Gig Buddies, a charity for people with learning disabilities and/or autism, has compiled ideas and activities for things to do at home during COVID-19.
West Sussex young adults have developed a virtual short breaks offer and helpful information and activities.
Accessing health services during COVID-19
Visiting the GP during COVID-19
Sussex NHS Commissioners has created a short video for people with a learning disability or their family and friend carers explaining what it will be like if they need to see a doctor during the pandemic. This short film about seeing your GP has been made as part of the Help Us Help You campaign for people with learning disabilities. Amy, a GP from Shoreham talks through what is different about seeing your GP during COVID-19
Reasonable adjustments for people with learning disabilities
The two links below, to videos hosted on YouTube, explain what reasonable adjustments are and how they help people with a learning disability use mainstream health services.
Guidance on working with adults with learning disabilities and/or autism
New government guidance has been published for care workers and personal assistants who are supporting adults with learning disabilities and adults with autism during the COVID-19 outbreak. The guidance helps care staff:
- keep people with learning disabilities and/or autism safe;
- support them to understand the changes they need to make during the COVID-19 outbreak; and
- protect their own wellbeing.
Sussex NHS Commissioners has produced a flowchart for health and social care staff supporting people with learning disabilities during the COVID-19 pandemic.
Top Tips for Tricky Times: resource from the National Institute for Health Research: Ideas on how to reduce resident walking around in areas which may be unsafe due to COVID-19. Resource to support when residents do not understand social distancing or self-isolation
The British Psychological Society has issued guidance on meeting the psychological needs of people with learning disabilities and their carers during the COVID-19 pandemic.
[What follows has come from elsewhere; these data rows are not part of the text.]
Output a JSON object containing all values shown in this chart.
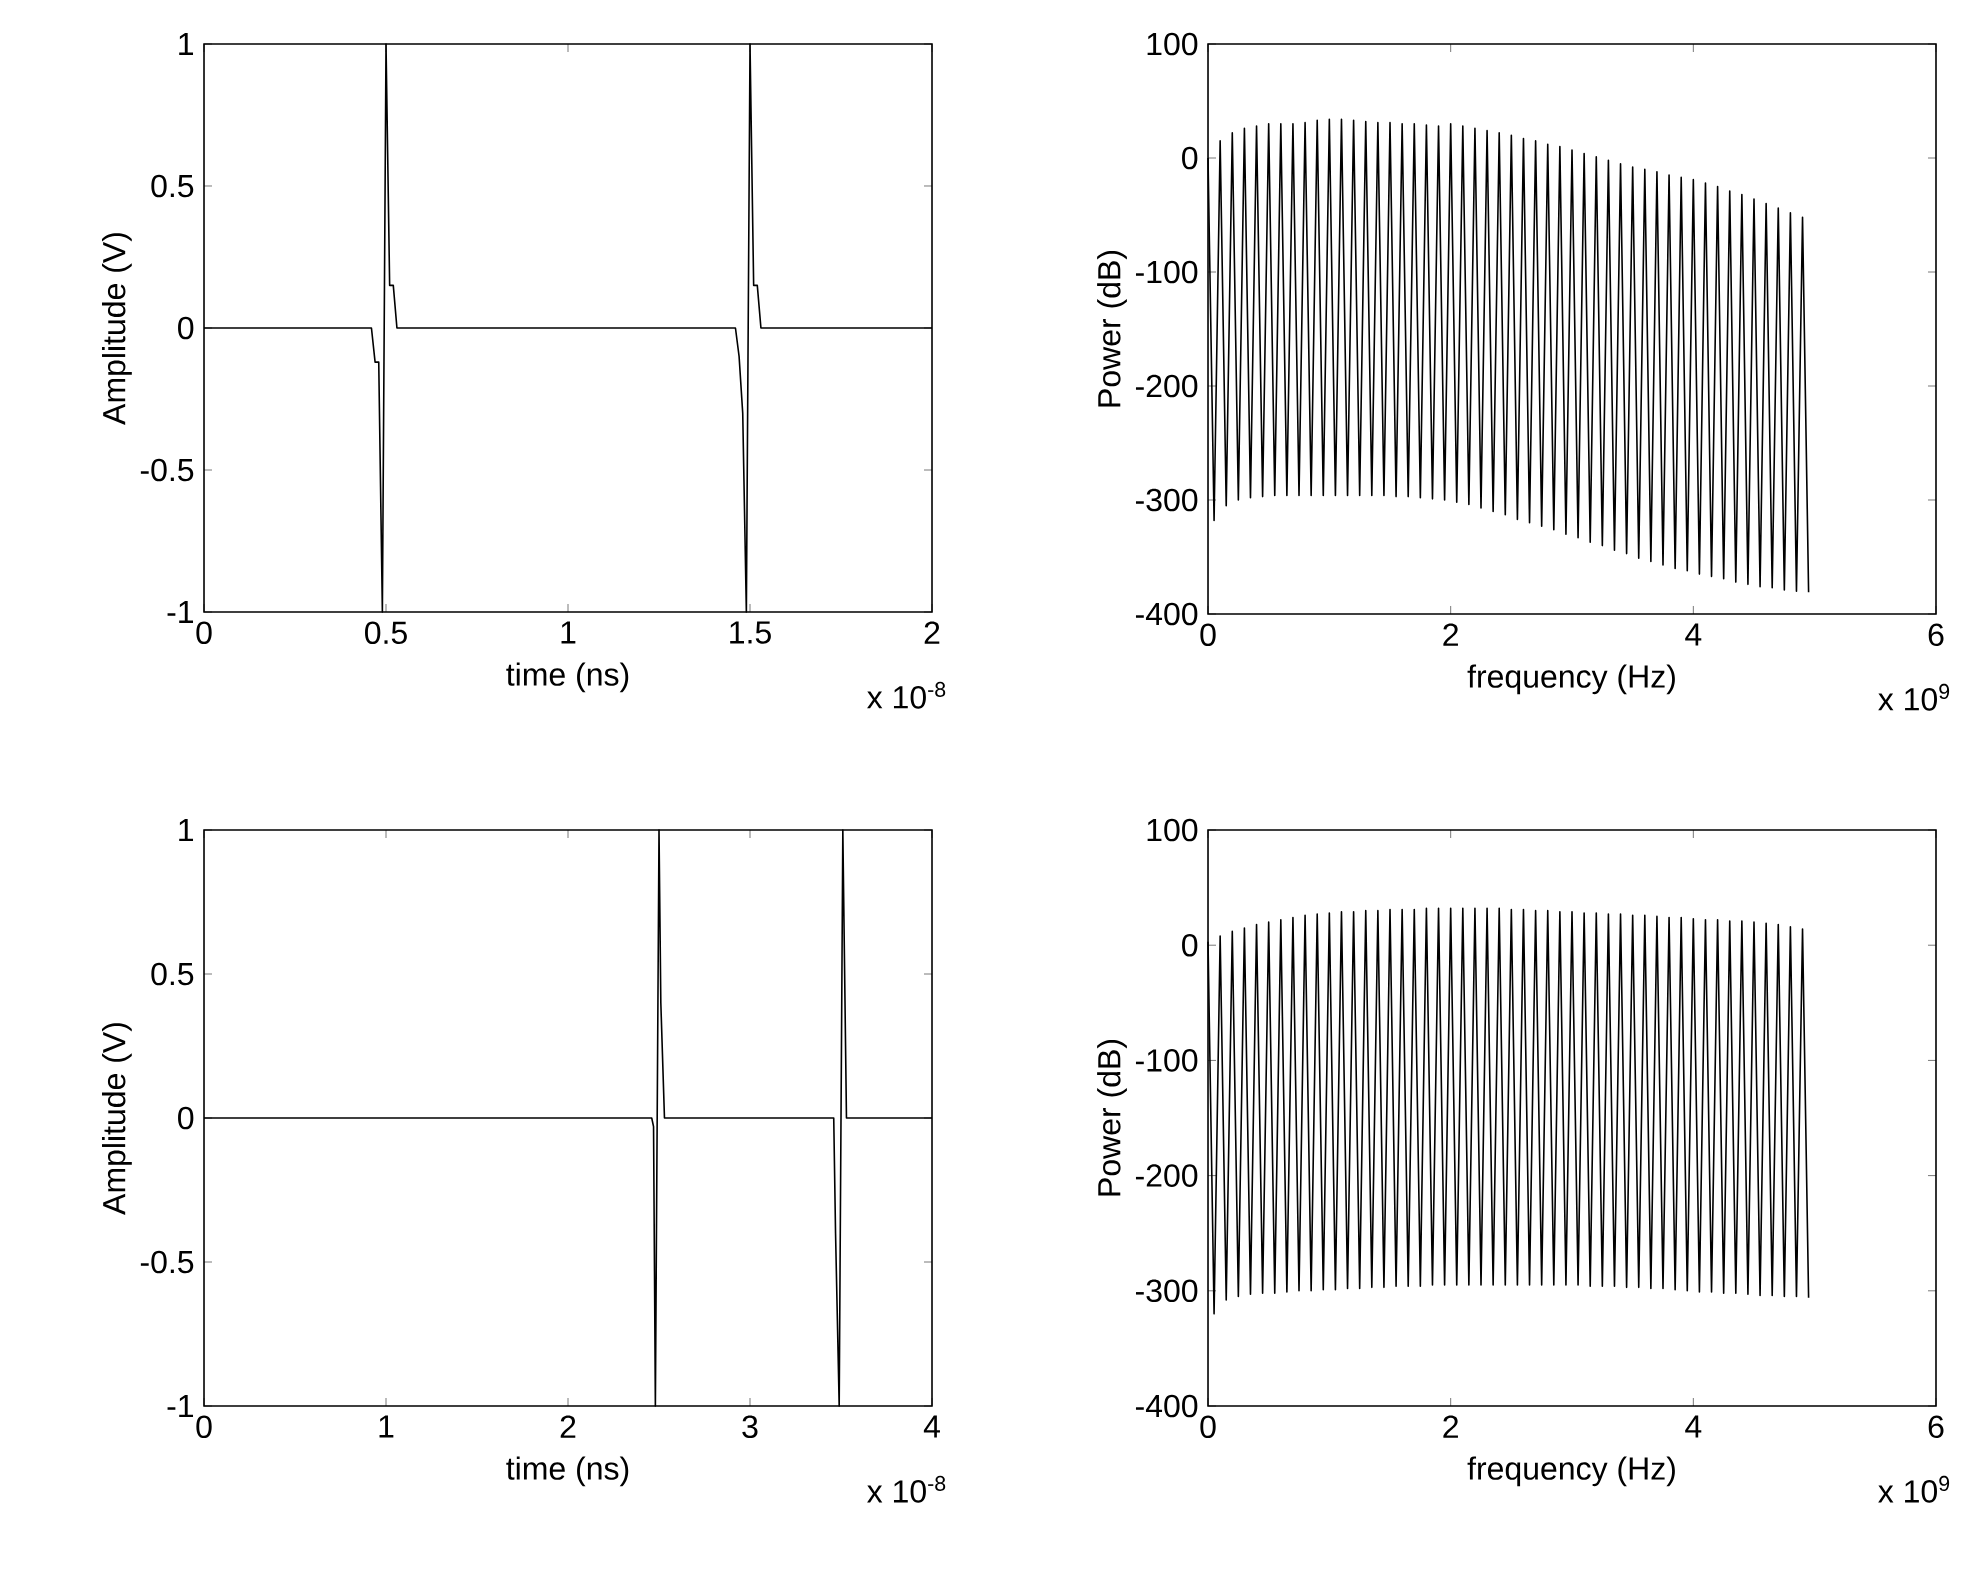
{
  "chart_data": [
    {
      "type": "line",
      "xlabel": "time (ns)",
      "ylabel": "Amplitude (V)",
      "annotations": [
        "x 10$^{-8}$"
      ],
      "xlim": [
        0,
        2
      ],
      "ylim": [
        -1,
        1
      ],
      "xticks": [
        0,
        0.5,
        1,
        1.5,
        2
      ],
      "yticks": [
        -1,
        -0.5,
        0,
        0.5,
        1
      ],
      "series": [
        {
          "color": "#000000",
          "x": [
            0,
            0.46,
            0.47,
            0.48,
            0.49,
            0.5,
            0.51,
            0.52,
            0.53,
            1.46,
            1.47,
            1.48,
            1.49,
            1.5,
            1.51,
            1.52,
            1.53,
            2
          ],
          "values": [
            0,
            0,
            -0.12,
            -0.12,
            -1,
            1,
            0.15,
            0.15,
            0,
            0,
            -0.1,
            -0.3,
            -1,
            1,
            0.15,
            0.15,
            0,
            0
          ]
        }
      ]
    },
    {
      "type": "line",
      "xlabel": "frequency (Hz)",
      "ylabel": "Power (dB)",
      "annotations": [
        "x 10$^{9}$"
      ],
      "xlim": [
        0,
        6
      ],
      "ylim": [
        -400,
        100
      ],
      "xticks": [
        0,
        2,
        4,
        6
      ],
      "yticks": [
        -400,
        -300,
        -200,
        -100,
        0,
        100
      ],
      "series": [
        {
          "color": "#000000",
          "x": [
            0,
            0.05,
            0.1,
            0.15,
            0.2,
            0.25,
            0.3,
            0.35,
            0.4,
            0.45,
            0.5,
            0.55,
            0.6,
            0.65,
            0.7,
            0.75,
            0.8,
            0.85,
            0.9,
            0.95,
            1,
            1.05,
            1.1,
            1.15,
            1.2,
            1.25,
            1.3,
            1.35,
            1.4,
            1.45,
            1.5,
            1.55,
            1.6,
            1.65,
            1.7,
            1.75,
            1.8,
            1.85,
            1.9,
            1.95,
            2,
            2.05,
            2.1,
            2.15,
            2.2,
            2.25,
            2.3,
            2.35,
            2.4,
            2.45,
            2.5,
            2.55,
            2.6,
            2.65,
            2.7,
            2.75,
            2.8,
            2.85,
            2.9,
            2.95,
            3,
            3.05,
            3.1,
            3.15,
            3.2,
            3.25,
            3.3,
            3.35,
            3.4,
            3.45,
            3.5,
            3.55,
            3.6,
            3.65,
            3.7,
            3.75,
            3.8,
            3.85,
            3.9,
            3.95,
            4,
            4.05,
            4.1,
            4.15,
            4.2,
            4.25,
            4.3,
            4.35,
            4.4,
            4.45,
            4.5,
            4.55,
            4.6,
            4.65,
            4.7,
            4.75,
            4.8,
            4.85,
            4.9,
            4.95
          ],
          "values": [
            0,
            -318,
            15,
            -305,
            22,
            -300,
            26,
            -298,
            28,
            -297,
            30,
            -296,
            30,
            -296,
            30,
            -296,
            31,
            -296,
            33,
            -296,
            34,
            -296,
            34,
            -296,
            33,
            -296,
            32,
            -296,
            31,
            -296,
            31,
            -297,
            30,
            -297,
            30,
            -298,
            29,
            -299,
            28,
            -300,
            30,
            -302,
            28,
            -304,
            26,
            -307,
            24,
            -310,
            22,
            -313,
            20,
            -317,
            17,
            -320,
            15,
            -323,
            12,
            -326,
            10,
            -330,
            7,
            -333,
            4,
            -337,
            1,
            -340,
            -2,
            -344,
            -5,
            -347,
            -8,
            -351,
            -10,
            -354,
            -12,
            -357,
            -15,
            -360,
            -17,
            -362,
            -19,
            -365,
            -22,
            -367,
            -25,
            -369,
            -29,
            -372,
            -32,
            -374,
            -36,
            -376,
            -40,
            -377,
            -44,
            -379,
            -48,
            -380,
            -52,
            -381
          ]
        }
      ]
    },
    {
      "type": "line",
      "xlabel": "time (ns)",
      "ylabel": "Amplitude (V)",
      "annotations": [
        "x 10$^{-8}$"
      ],
      "xlim": [
        0,
        4
      ],
      "ylim": [
        -1,
        1
      ],
      "xticks": [
        0,
        1,
        2,
        3,
        4
      ],
      "yticks": [
        -1,
        -0.5,
        0,
        0.5,
        1
      ],
      "series": [
        {
          "color": "#000000",
          "x": [
            0,
            2.46,
            2.47,
            2.48,
            2.5,
            2.51,
            2.53,
            3.46,
            3.47,
            3.49,
            3.51,
            3.53,
            4
          ],
          "values": [
            0,
            0,
            -0.03,
            -1,
            1,
            0.4,
            0,
            0,
            -0.4,
            -1,
            1,
            0,
            0
          ]
        }
      ]
    },
    {
      "type": "line",
      "xlabel": "frequency (Hz)",
      "ylabel": "Power (dB)",
      "annotations": [
        "x 10$^{9}$"
      ],
      "xlim": [
        0,
        6
      ],
      "ylim": [
        -400,
        100
      ],
      "xticks": [
        0,
        2,
        4,
        6
      ],
      "yticks": [
        -400,
        -300,
        -200,
        -100,
        0,
        100
      ],
      "series": [
        {
          "color": "#000000",
          "x": [
            0,
            0.05,
            0.1,
            0.15,
            0.2,
            0.25,
            0.3,
            0.35,
            0.4,
            0.45,
            0.5,
            0.55,
            0.6,
            0.65,
            0.7,
            0.75,
            0.8,
            0.85,
            0.9,
            0.95,
            1,
            1.05,
            1.1,
            1.15,
            1.2,
            1.25,
            1.3,
            1.35,
            1.4,
            1.45,
            1.5,
            1.55,
            1.6,
            1.65,
            1.7,
            1.75,
            1.8,
            1.85,
            1.9,
            1.95,
            2,
            2.05,
            2.1,
            2.15,
            2.2,
            2.25,
            2.3,
            2.35,
            2.4,
            2.45,
            2.5,
            2.55,
            2.6,
            2.65,
            2.7,
            2.75,
            2.8,
            2.85,
            2.9,
            2.95,
            3,
            3.05,
            3.1,
            3.15,
            3.2,
            3.25,
            3.3,
            3.35,
            3.4,
            3.45,
            3.5,
            3.55,
            3.6,
            3.65,
            3.7,
            3.75,
            3.8,
            3.85,
            3.9,
            3.95,
            4,
            4.05,
            4.1,
            4.15,
            4.2,
            4.25,
            4.3,
            4.35,
            4.4,
            4.45,
            4.5,
            4.55,
            4.6,
            4.65,
            4.7,
            4.75,
            4.8,
            4.85,
            4.9,
            4.95
          ],
          "values": [
            3,
            -320,
            8,
            -308,
            12,
            -305,
            15,
            -303,
            18,
            -302,
            20,
            -302,
            22,
            -301,
            24,
            -300,
            26,
            -300,
            27,
            -299,
            28,
            -299,
            29,
            -298,
            29,
            -298,
            30,
            -297,
            30,
            -297,
            31,
            -296,
            31,
            -296,
            31,
            -296,
            32,
            -295,
            32,
            -295,
            32,
            -295,
            32,
            -295,
            32,
            -295,
            32,
            -295,
            32,
            -295,
            31,
            -295,
            31,
            -295,
            30,
            -295,
            30,
            -295,
            29,
            -295,
            29,
            -295,
            28,
            -296,
            28,
            -296,
            27,
            -296,
            27,
            -297,
            26,
            -297,
            26,
            -298,
            25,
            -298,
            24,
            -299,
            24,
            -300,
            23,
            -301,
            22,
            -301,
            22,
            -302,
            21,
            -302,
            21,
            -303,
            20,
            -304,
            19,
            -304,
            18,
            -305,
            16,
            -305,
            14,
            -306
          ]
        }
      ]
    }
  ]
}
Beyond Words is providing free picture stories and illustrated guides to support people with learning disabilities and autism through the coronavirus pandemic
"Please Give Me Space" social distancing cards or badges are available via the Cabinet Office. The resources can be printed and used to show that the carrier may have difficulties or concerns in maintaining social distancing.
Exemption from face covering.
Those who have an age, health or disability reason to not wear a face covering should not be routinely asked to provide any written evidence of this. Written evidence includes exemption cards.
Some people may feel more comfortable showing something that says they do not have to wear a face covering, although this is a personal choice, and is not necessary in law.
If you would like to use an exemption card you can use the PDF attachments provided by the cabinet office and the Department of Health and Social Care (DHSC)
Shielding and people with a learning disability
People with learning disabilities remain at increased risk from COVID-19 and many have been shielding. The government has said that people who have been shielded can now leave their homes if they wish, as long as they maintain strict social distancing.
If you have been supporting somebody to shield, then any changes to this must be risk assessed on an individual basis. For those at the greatest risk, NHS staff from community learning disability teams will contact you to support this process.
Where a person is unable to make their own decision and you are applying Principle 4 of the Mental Capacity Act. You will need to consult with others if you are considering changes in shielding practices under the principle of best interest. Care plans should then be updated with any changes made.